Two people standing in the woods with a tripod

Live! Action! Camera!

In each video, Newell and Manitta address the topics they usually cover during the Three Seasons at Heart Lake program. They discuss how to dress for winter fun, introduce and reinforce the seven principles of Leave No Trace, explain the difference between hibernators and winter sleepers, point out wildflowers, and talk about how animals adapt to their environments as the seasons change. But it’s not straight lecture. You’ll see Mayfly Maggie trying to paddle a canoe on a frozen lake, and Tamarack Tom rolling into a sleeping bag and out again to snack on a granola bar, to demonstrate the “winter sleeper” habits of a black bear. To give the feeling of hiking Mt. Jo, Newell and Manitta filmed themselves on the route with no kids along, complete with chuckles as they scrambled up the rocks, and pointed out fascinating natural features and critters along the way.

“They are hilarious,” says Saranac Lake teacher Diana LeBlanc. “These videos are so well done. Maggie and Tom could have their own TV show and it would be a hit.”

The filming continued all winter; even as one video was presented to classes, another was being shot. As of this writing in early March, the two producers were already thinking spring, starting by situating Heart Lake on a map of New York State.
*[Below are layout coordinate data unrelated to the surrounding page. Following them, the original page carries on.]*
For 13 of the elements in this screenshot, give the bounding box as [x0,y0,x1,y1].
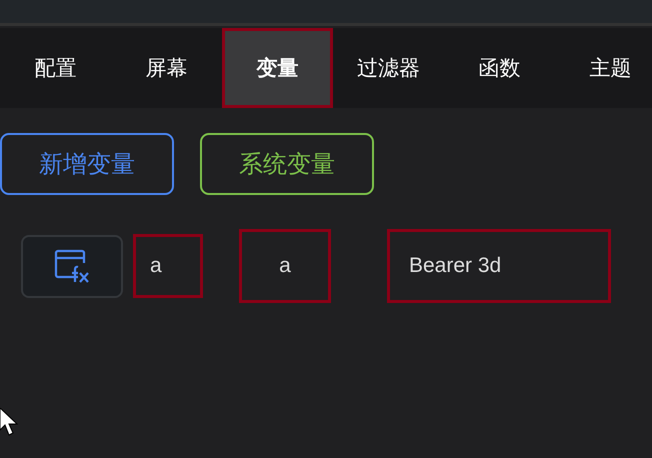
tab[interactable]: 过滤器 [333,28,444,108]
add-variable-button[interactable]: 新增变量 [0,133,174,195]
tab[interactable]: 配置 [0,28,111,108]
name-cell: a [239,229,331,303]
tab[interactable]: 函数 [444,28,555,108]
function-button[interactable] [21,234,123,298]
function-icon [54,249,90,283]
name-cell: a [133,234,203,298]
tab[interactable]: 变量 [222,28,333,108]
tab[interactable]: 主题 [555,28,652,108]
system-variable-button[interactable]: 系统变量 [200,133,374,195]
tab[interactable]: 屏幕 [111,28,222,108]
value-cell: Bearer 3d [387,229,611,303]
Other spring topics include mapmaking and mapping naturalist observations; Leave No Trace, especially Principle Two, Choose the Right Path, to encourage students to walk through the mud while hiking (Newell anticipates some silly shots playing in mud puddles); new spring growth, about wildflowers; and vernal pools, about seasonal puddles that are crucial habitat where amphibians lay their eggs.
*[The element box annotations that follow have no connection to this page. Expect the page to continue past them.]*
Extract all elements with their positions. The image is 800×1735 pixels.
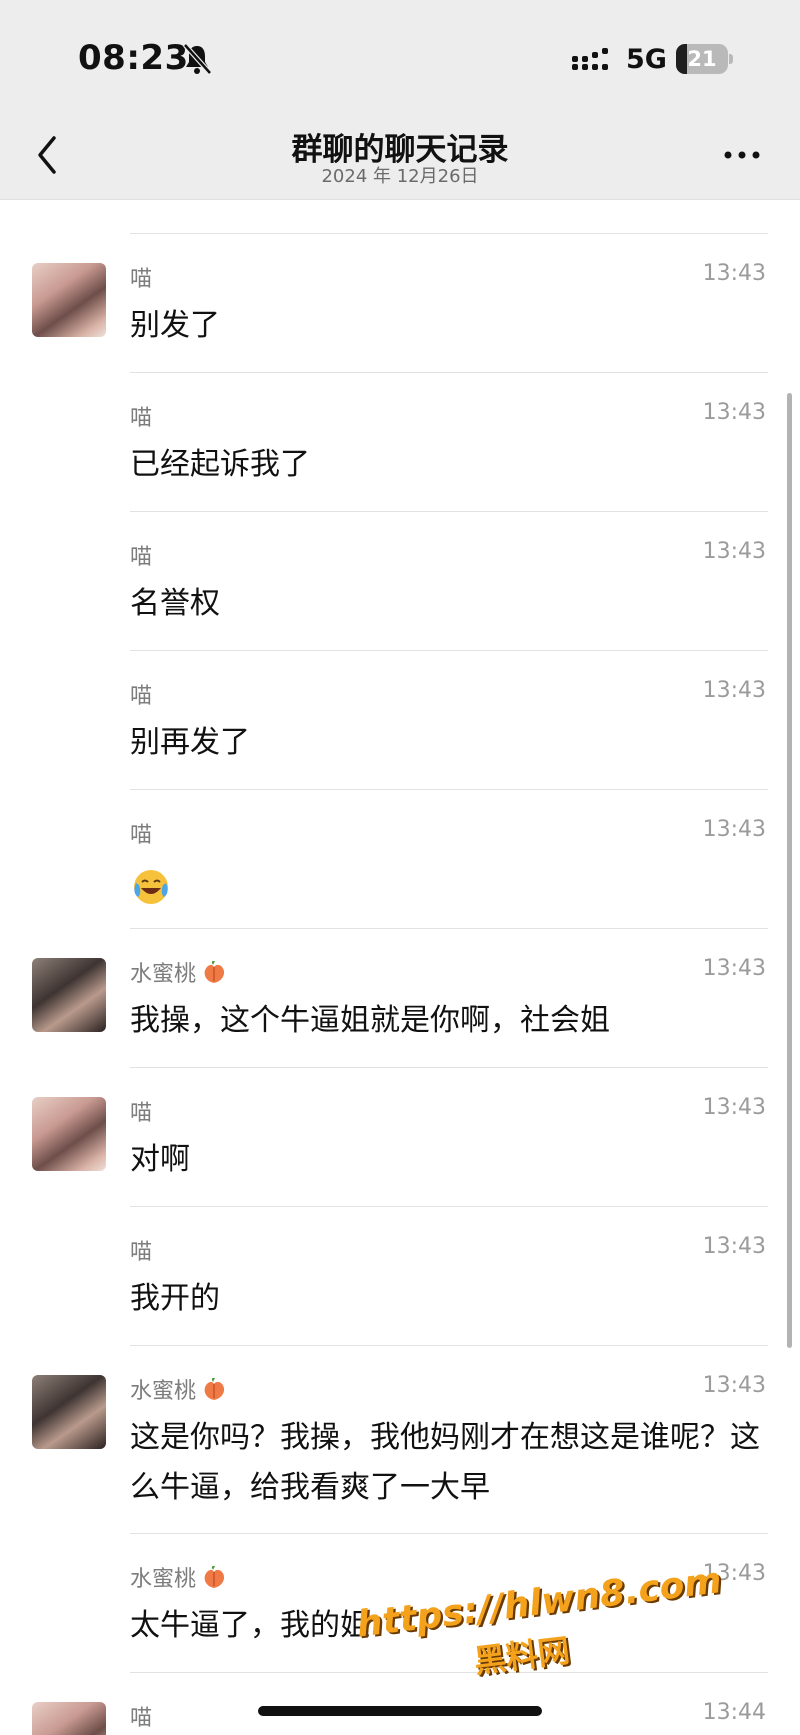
- avatar[interactable]: [32, 1702, 106, 1735]
- network-type: 5G: [626, 44, 667, 75]
- divider: [130, 1345, 768, 1346]
- avatar[interactable]: [32, 1375, 106, 1449]
- scrollbar[interactable]: [787, 393, 792, 1348]
- divider: [130, 1067, 768, 1068]
- message-list[interactable]: 喵 13:43 别发了 喵 13:43 已经起诉我了 喵 13:43 名誉权 喵…: [0, 201, 800, 1735]
- sender-name: 喵: [130, 684, 153, 709]
- sender-name: 喵: [130, 545, 153, 570]
- divider: [130, 928, 768, 929]
- page-subtitle: 2024 年 12月26日: [321, 166, 479, 187]
- sender-name: 喵: [130, 406, 153, 431]
- avatar[interactable]: [32, 958, 106, 1032]
- signal-bars-icon: [572, 48, 608, 70]
- divider: [130, 789, 768, 790]
- message-time: 13:43: [702, 1373, 766, 1398]
- status-bar: 08:23 5G 21: [0, 0, 800, 110]
- message-text: 这是你吗？我操，我他妈刚才在想这是谁呢？这么牛逼，给我看爽了一大早: [130, 1420, 760, 1505]
- sender-name: 喵: [130, 1101, 153, 1126]
- message-text: 我操，这个牛逼姐就是你啊，社会姐: [130, 1003, 610, 1038]
- message-time: 13:43: [702, 678, 766, 703]
- message-time: 13:43: [702, 1095, 766, 1120]
- message-time: 13:43: [702, 956, 766, 981]
- peach-emoji-icon: [204, 1377, 225, 1400]
- message-time: 13:43: [702, 261, 766, 286]
- message-text: 我开的: [130, 1281, 220, 1316]
- sender-name: 水蜜桃: [130, 1373, 228, 1405]
- tears-of-joy-emoji-icon: [134, 870, 168, 904]
- message-text: 对啊: [130, 1142, 190, 1177]
- more-dots-icon[interactable]: [720, 140, 764, 170]
- divider: [130, 372, 768, 373]
- message-text: 已经起诉我了: [130, 447, 310, 482]
- sender-name: 水蜜桃: [130, 956, 228, 988]
- peach-emoji-icon: [204, 1565, 225, 1588]
- sender-name: 水蜜桃: [130, 1561, 228, 1593]
- divider: [130, 233, 768, 234]
- nav-bar: 群聊的聊天记录 2024 年 12月26日: [0, 110, 800, 200]
- sender-name: 喵: [130, 267, 153, 292]
- sender-name: 喵: [130, 823, 153, 848]
- peach-emoji-icon: [204, 960, 225, 983]
- message-time: 13:43: [702, 400, 766, 425]
- sender-name: 喵: [130, 1706, 153, 1731]
- battery-level: 21: [687, 47, 717, 71]
- divider: [130, 1206, 768, 1207]
- divider: [130, 1533, 768, 1534]
- avatar[interactable]: [32, 1097, 106, 1171]
- message-text: 别发了: [130, 308, 220, 343]
- message-text: 别再发了: [130, 725, 250, 760]
- message-time: 13:43: [702, 1234, 766, 1259]
- status-time: 08:23: [78, 38, 189, 78]
- divider: [130, 511, 768, 512]
- bell-slash-icon: [183, 43, 212, 75]
- message-time: 13:44: [702, 1700, 766, 1725]
- home-indicator: [258, 1706, 542, 1716]
- message-text: 名誉权: [130, 586, 220, 621]
- sender-name: 喵: [130, 1240, 153, 1265]
- watermark-name: 黑料网: [471, 1631, 572, 1681]
- divider: [130, 650, 768, 651]
- battery-icon: 21: [676, 44, 733, 74]
- message-time: 13:43: [702, 539, 766, 564]
- avatar[interactable]: [32, 263, 106, 337]
- message-time: 13:43: [702, 817, 766, 842]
“First and foremost, Maggie, Tom, and the ADK team are teaching our students how to be safe in the backcountry,” says LeBlanc. “For some of our students, this program is an introduction to wilderness exploration. For others, it is an extension of what they already know. All of our students are gaining a greater love of the outdoors, a sense of the need to protect our wild areas, and the desire to explore.”

Newell, who graduated from Connecticut College in 2019 with a double major in film and environmental science, was perfectly positioned to lead the project. Each film took about a week to produce, shoot, and edit, with Manitta and Newell making a plan and selecting the activities to accompany each lesson. Newell then developed the plan into an outline of a script, and what each shot would cover. They didn’t actually memorize their lines, because they already have lessons they’ve honed from sharing these topics with students in person over the years.

After the initial filming together, Newell shot extra takes and clips to add to the main film, then edited and assembled the finished product. All of their shooting was done on location, often with the beauty of ADK’s Heart Lake property as their backdrop. They also filmed on other local trails when that was convenient.

“We typically do multiple takes—you never know what will go wrong in the background that you don’t notice,” Newell says. “We have many funny bloopers, some of which we left in.”

Their passion for the subject and for sharing their knowledge with young people pours out of the screen. “I’m doing exactly what I’ve wanted to do since I was twelve years old,” says Manitta, a 2014 graduate of Paul Smith’s College, who describes himself as someone who “strives to be more old-fashioned” and typically avoids screen time.

If adaptation is the key to survival, all indications are that online programming is here to stay: ADK educators and leadership have embraced this new way of meeting adventurers of all ages. COVID is sending people outdoors in droves. And even though ADK instructors might not be able to teach what they love in-person right on the trail, they continue to share their knowledge and best practices in any way they can.